Readers may recall I wrote about my twin sons some years back, explaining they were born and raised in Scotland, attending primary, secondary and university institutions in Edinburgh, St Andrews and Glasgow. They represented their country in sport and could not be more Scottish. One settled in Glasgow while the other was drawn by the nature of his qualifications to the City. Neither had left their country but the one that went to London was excluded from the first referendum for not residing in Scotland.

Next year he and his Scottish fiancée will be married in Scotland and it will not surprise me if he at some stage returns to Edinburgh to settle and raise a family – just as I did when I worked in the City. Yet he is judged to have no right to have a say in Scotland’s future, while EU nationals that are transient workers and have not sought citizenship will be given a vote – as residents.

The referendum is not limited to how Scotland is governed, for it is also about Scots being able to retain the whole of the UK as their country. Most Scots find no conflict and have no guilt about working in the rest of the UK – but the SNP fears that because of this, such people will vote to maintain the Union and must therefore be denied a vote.

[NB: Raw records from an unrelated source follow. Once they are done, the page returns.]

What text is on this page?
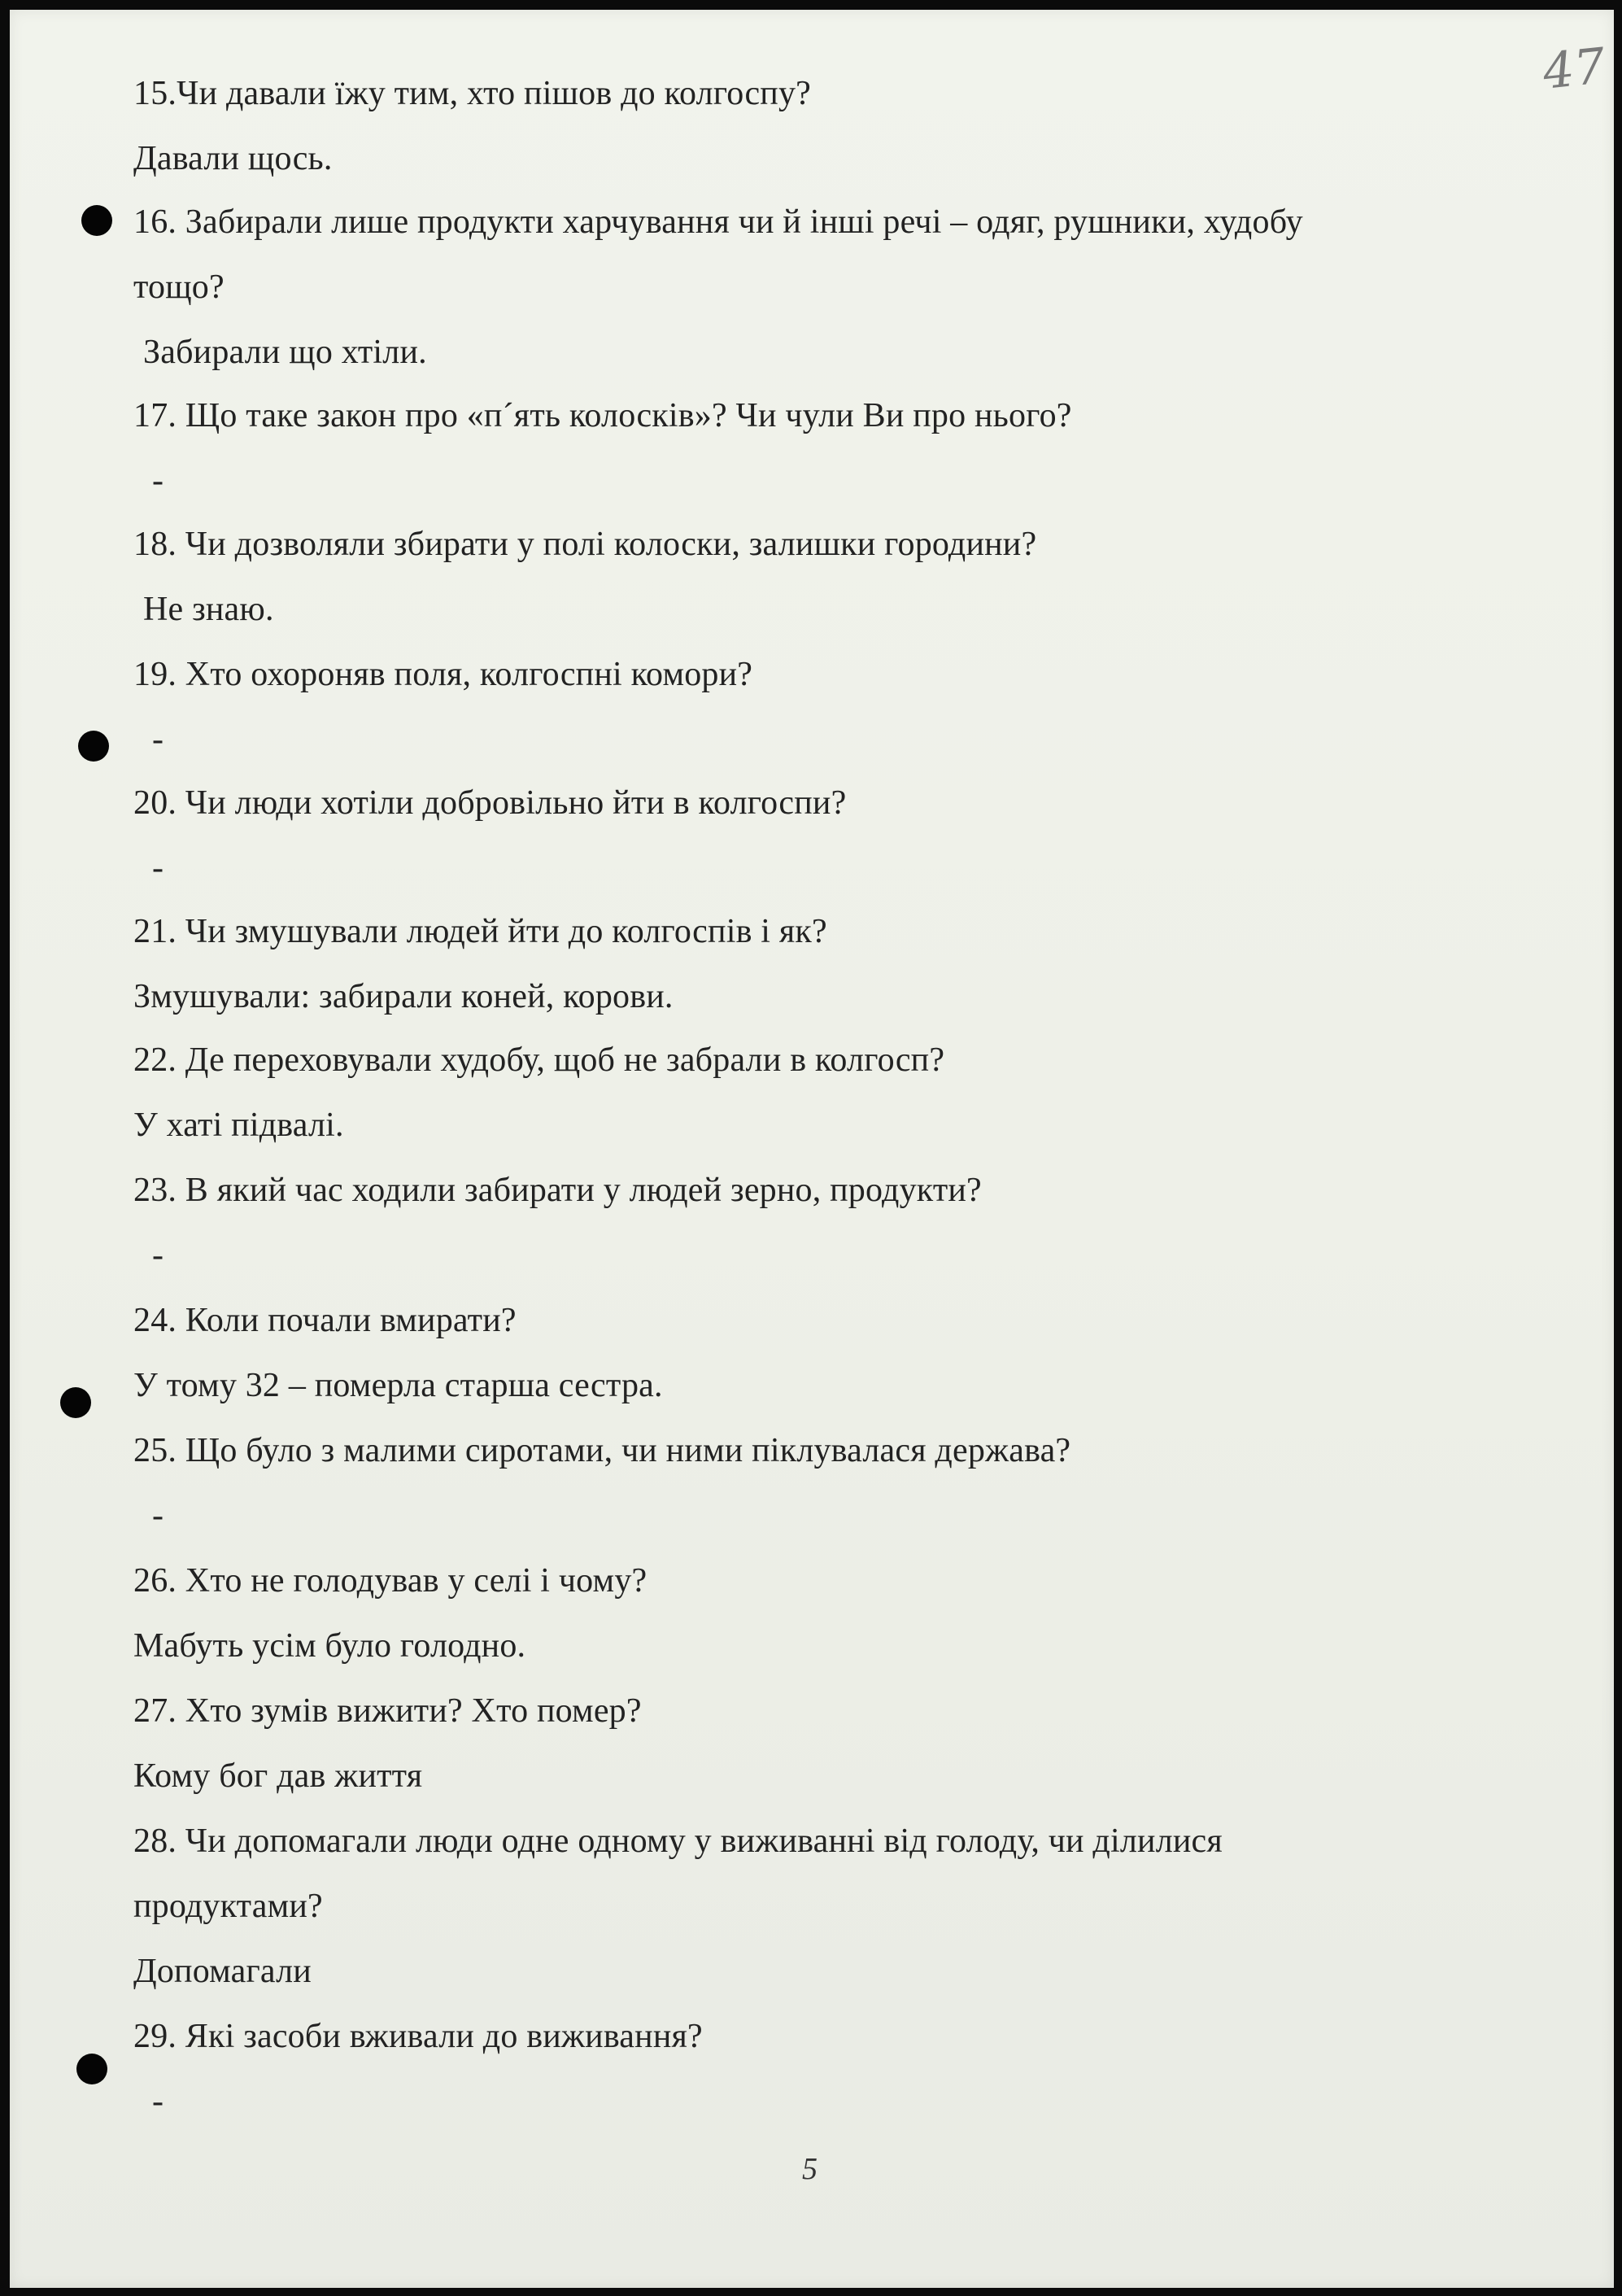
47
15.Чи давали їжу тим, хто пішов до колгоспу?
Давали щось.
16. Забирали лише продукти харчування чи й інші речі – одяг, рушники, худобу
тощо?
Забирали що хтіли.
17. Що таке закон про «п´ять колосків»? Чи чули Ви про нього?
-
18. Чи дозволяли збирати у полі колоски, залишки городини?
Не знаю.
19. Хто охороняв поля, колгоспні комори?
-
20. Чи люди хотіли добровільно йти в колгоспи?
-
21. Чи змушували людей йти до колгоспів і як?
Змушували: забирали коней, корови.
22. Де переховували худобу, щоб не забрали в колгосп?
У хаті підвалі.
23. В який час ходили забирати у людей зерно, продукти?
-
24. Коли почали вмирати?
У тому 32 – померла старша сестра.
25. Що було з малими сиротами, чи ними піклувалася держава?
-
26. Хто не голодував у селі і чому?
Мабуть усім було голодно.
27. Хто зумів вижити? Хто помер?
Кому бог дав життя
28. Чи допомагали люди одне одному у виживанні від голоду, чи ділилися
продуктами?
Допомагали
29. Які засоби вживали до виживання?
-
5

It is easy to resolve this injustice by using the electoral register used for General Elections as it allows people who are not currently in Scotland a vote so long as they have been on that register in the last 15 years.

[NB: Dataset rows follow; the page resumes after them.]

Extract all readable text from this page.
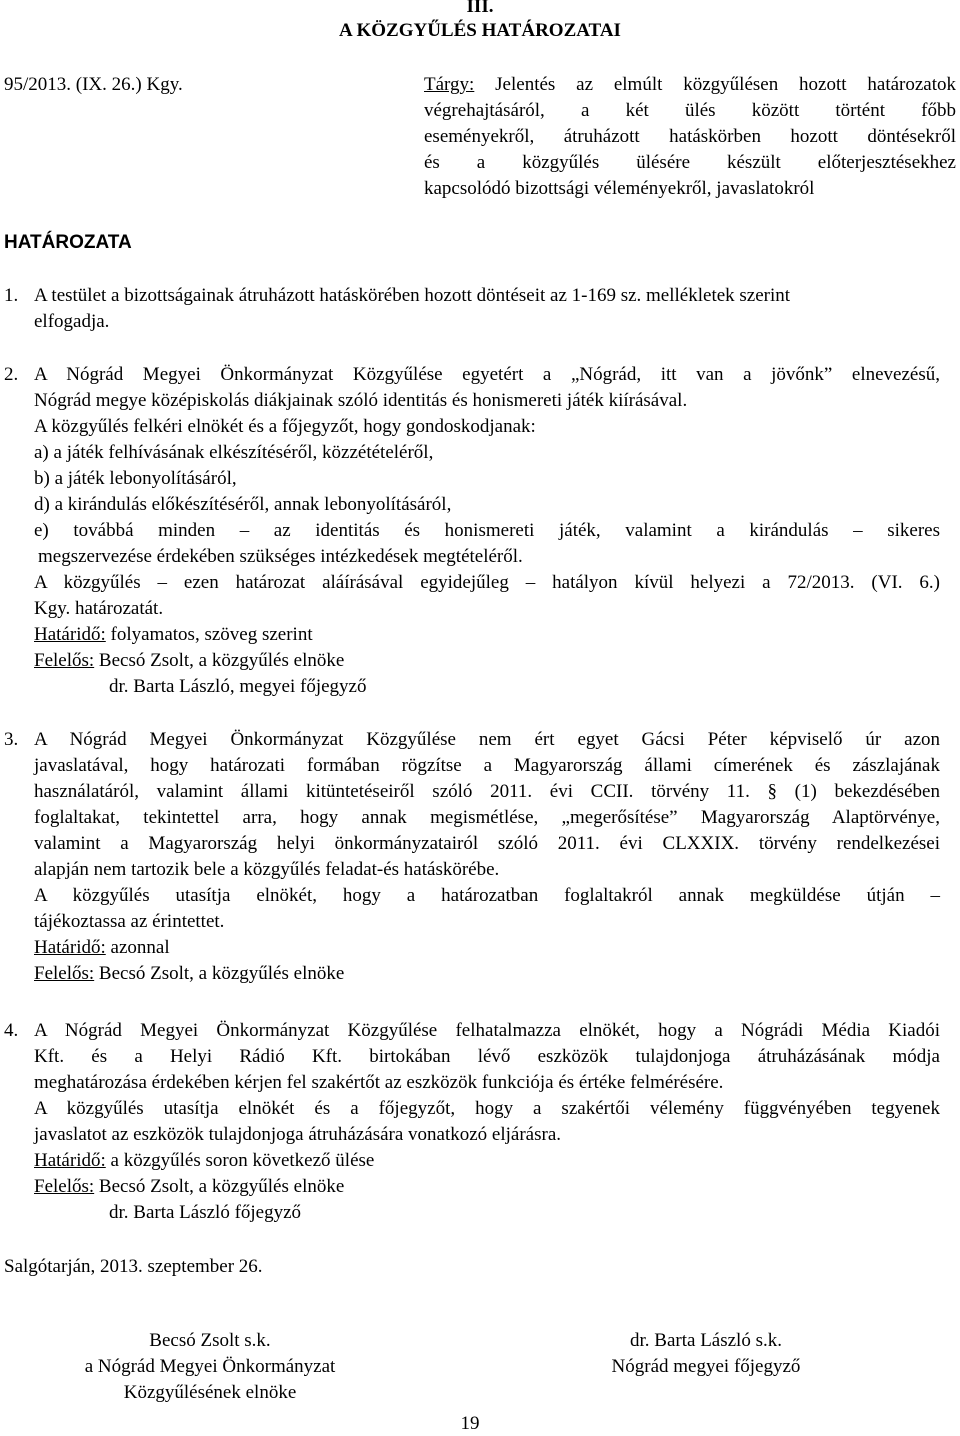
III.
A KÖZGYŰLÉS HATÁROZATAI
95/2013. (IX. 26.) Kgy.	Tárgy: Jelentés az elmúlt közgyűlésen hozott határozatok
végrehajtásáról, a két ülés között történt főbb
eseményekről, átruházott hatáskörben hozott döntésekről
és a közgyűlés ülésére készült előterjesztésekhez
kapcsolódó bizottsági véleményekről, javaslatokról
HATÁROZATA
1. A testület a bizottságainak átruházott hatáskörében hozott döntéseit az 1-169 sz. mellékletek szerint
elfogadja.
2. A Nógrád Megyei Önkormányzat Közgyűlése egyetért a „Nógrád, itt van a jövőnk” elnevezésű,
Nógrád megye középiskolás diákjainak szóló identitás és honismereti játék kiírásával.
A közgyűlés felkéri elnökét és a főjegyzőt, hogy gondoskodjanak:
a) a játék felhívásának elkészítéséről, közzétételéről,
b) a játék lebonyolításáról,
d) a kirándulás előkészítéséről, annak lebonyolításáról,
e) továbbá minden – az identitás és honismereti játék, valamint a kirándulás – sikeres
megszervezése érdekében szükséges intézkedések megtételéről.
A közgyűlés – ezen határozat aláírásával egyidejűleg – hatályon kívül helyezi a 72/2013. (VI. 6.)
Kgy. határozatát.
Határidő: folyamatos, szöveg szerint
Felelős: Becsó Zsolt, a közgyűlés elnöke
dr. Barta László, megyei főjegyző
3. A Nógrád Megyei Önkormányzat Közgyűlése nem ért egyet Gácsi Péter képviselő úr azon
javaslatával, hogy határozati formában rögzítse a Magyarország állami címerének és zászlajának
használatáról, valamint állami kitüntetéseiről szóló 2011. évi CCII. törvény 11. § (1) bekezdésében
foglaltakat, tekintettel arra, hogy annak megismétlése, „megerősítése” Magyarország Alaptörvénye,
valamint a Magyarország helyi önkormányzatairól szóló 2011. évi CLXXIX. törvény rendelkezései
alapján nem tartozik bele a közgyűlés feladat-és hatáskörébe.
A közgyűlés utasítja elnökét, hogy a határozatban foglaltakról annak megküldése útján –
tájékoztassa az érintettet.
Határidő: azonnal
Felelős: Becsó Zsolt, a közgyűlés elnöke
4. A Nógrád Megyei Önkormányzat Közgyűlése felhatalmazza elnökét, hogy a Nógrádi Média Kiadói
Kft. és a Helyi Rádió Kft. birtokában lévő eszközök tulajdonjoga átruházásának módja
meghatározása érdekében kérjen fel szakértőt az eszközök funkciója és értéke felmérésére.
A közgyűlés utasítja elnökét és a főjegyzőt, hogy a szakértői vélemény függvényében tegyenek
javaslatot az eszközök tulajdonjoga átruházására vonatkozó eljárásra.
Határidő: a közgyűlés soron következő ülése
Felelős: Becsó Zsolt, a közgyűlés elnöke
dr. Barta László főjegyző
Salgótarján, 2013. szeptember 26.
Becsó Zsolt s.k.
a Nógrád Megyei Önkormányzat
Közgyűlésének elnöke
dr. Barta László s.k.
Nógrád megyei főjegyző
19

The second fault with the referendum proposals is the wording of the question. We have already seen with the EU referendum that the Electoral Commission was able to establish that having a “Yes” or “No” answer was advantageous to the side where the answer to the question was Yes. It was what the SNP wanted last time and they are playing for it again.

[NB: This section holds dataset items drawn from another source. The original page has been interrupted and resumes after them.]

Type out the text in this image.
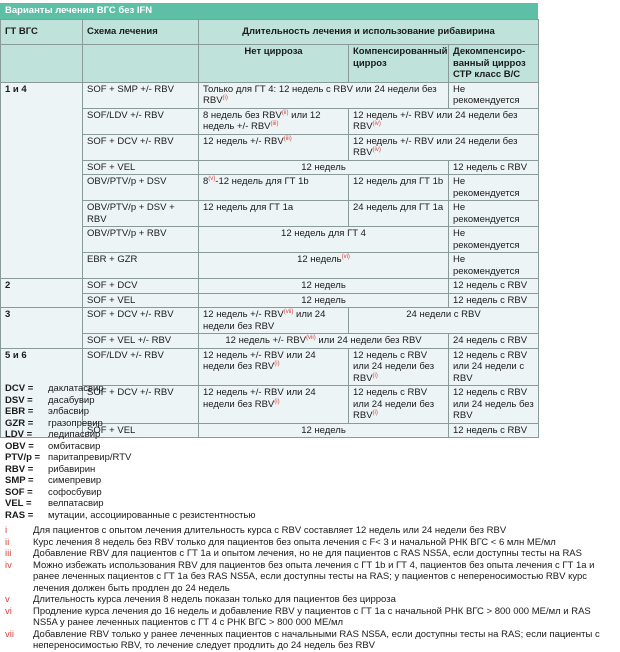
Варианты лечения ВГС без IFN
ГТ ВГС	Схема лечения	Длительность лечения и использование рибавирина		
		Нет цирроза	Компенсированный цирроз	Декомпенсиро-ванный цирроз СТР класс B/C
1 и 4	SOF + SMP +/- RBV	Только для ГТ 4: 12 недель с RBV или 24 недели без RBV$^{(i)}$		Не рекомендуется
	SOF/LDV +/- RBV	8 недель без RBV$^{(ii)}$ или 12 недель +/- RBV$^{(iii)}$	12 недель +/- RBV или 24 недели без RBV$^{(iv)}$
	SOF + DCV +/- RBV	12 недель +/- RBV$^{(iii)}$	12 недель +/- RBV или 24 недели без RBV$^{(iv)}$
	SOF + VEL	12 недель		12 недель с RBV
	OBV/PTV/p + DSV	8$^{(v)}$-12 недель для ГТ 1b	12 недель для ГТ 1b	Не рекомендуется
	OBV/PTV/p + DSV + RBV	12 недель для ГТ 1a	24 недель для ГТ 1a	Не рекомендуется
	OBV/PTV/p + RBV	12 недель для ГТ 4		Не рекомендуется
	EBR + GZR	12 недель$^{(vi)}$		Не рекомендуется
2	SOF + DCV	12 недель		12 недель с RBV
	SOF + VEL	12 недель		12 недель с RBV
3	SOF + DCV +/- RBV	12 недель +/- RBV$^{(vii)}$ или 24 недели без RBV	24 недели с RBV	
	SOF + VEL +/- RBV	12 недель +/- RBV$^{(vii)}$ или 24 недели без RBV		24 недель с RBV
5 и 6	SOF/LDV +/- RBV	12 недель +/- RBV или 24 недели без RBV$^{(i)}$	12 недель с RBV или 24 недели без RBV$^{(i)}$	12 недель с RBV или 24 недели с RBV
	SOF + DCV +/- RBV	12 недель +/- RBV или 24 недели без RBV$^{(i)}$	12 недель с RBV или 24 недели без RBV$^{(i)}$	12 недель с RBV или 24 недель без RBV
	SOF + VEL	12 недель		12 недель с RBV
DCV =	даклатасвир
DSV =	дасабувир
EBR =	элбасвир
GZR =	гразопревир
LDV =	ледипасвир
OBV =	омбитасвир
PTV/p = паритапревир/RTV
RBV =	рибавирин
SMP =	симепревир
SOF =	софосбувир
VEL =	велпатасвир
RAS =	мутации, ассоциированные с резистентностью
i	Для пациентов с опытом лечения длительность курса с RBV составляет 12 недель или 24 недели без RBV
ii	Курс лечения 8 недель без RBV только для пациентов без опыта лечения с F< 3 и начальной РНК ВГС < 6 млн МЕ/мл
iii	Добавление RBV для пациентов с ГТ 1a и опытом лечения, но не для пациентов с RAS NS5A, если доступны тесты на RAS
iv	Можно избежать использования RBV для пациентов без опыта лечения с ГТ 1b и ГТ 4, пациентов без опыта лечения с ГТ 1a и ранее леченных пациентов с ГТ 1a без RAS NS5A, если доступны тесты на RAS; у пациентов с непереносимостью RBV курс лечения должен быть продлен до 24 недель
v	Длительность курса лечения 8 недель показан только для пациентов без цирроза
vi	Продление курса лечения до 16 недель и добавление RBV у пациентов с ГТ 1a с начальной РНК ВГС > 800 000 МЕ/мл и RAS NS5A у ранее леченных пациентов с ГТ 4 с РНК ВГС > 800 000 МЕ/мл
vii	Добавление RBV только у ранее леченных пациентов с начальными RAS NS5A, если доступны тесты на RAS; если пациенты с непереносимостью RBV, то лечение следует продлить до 24 недель без RBV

If the referendum is to be balanced then it must move to the question requiring the more explicit “Leave” or “Remain” answer, so that neither campaign is given a head start over the other. It’s not as if such a choice prevented people voting “leave” in the EU referendum.

These are the two most obvious aspects of the Bill that require changing and we need to make the case here, for as David Cameron showed we cannot rely on a UK prime minister.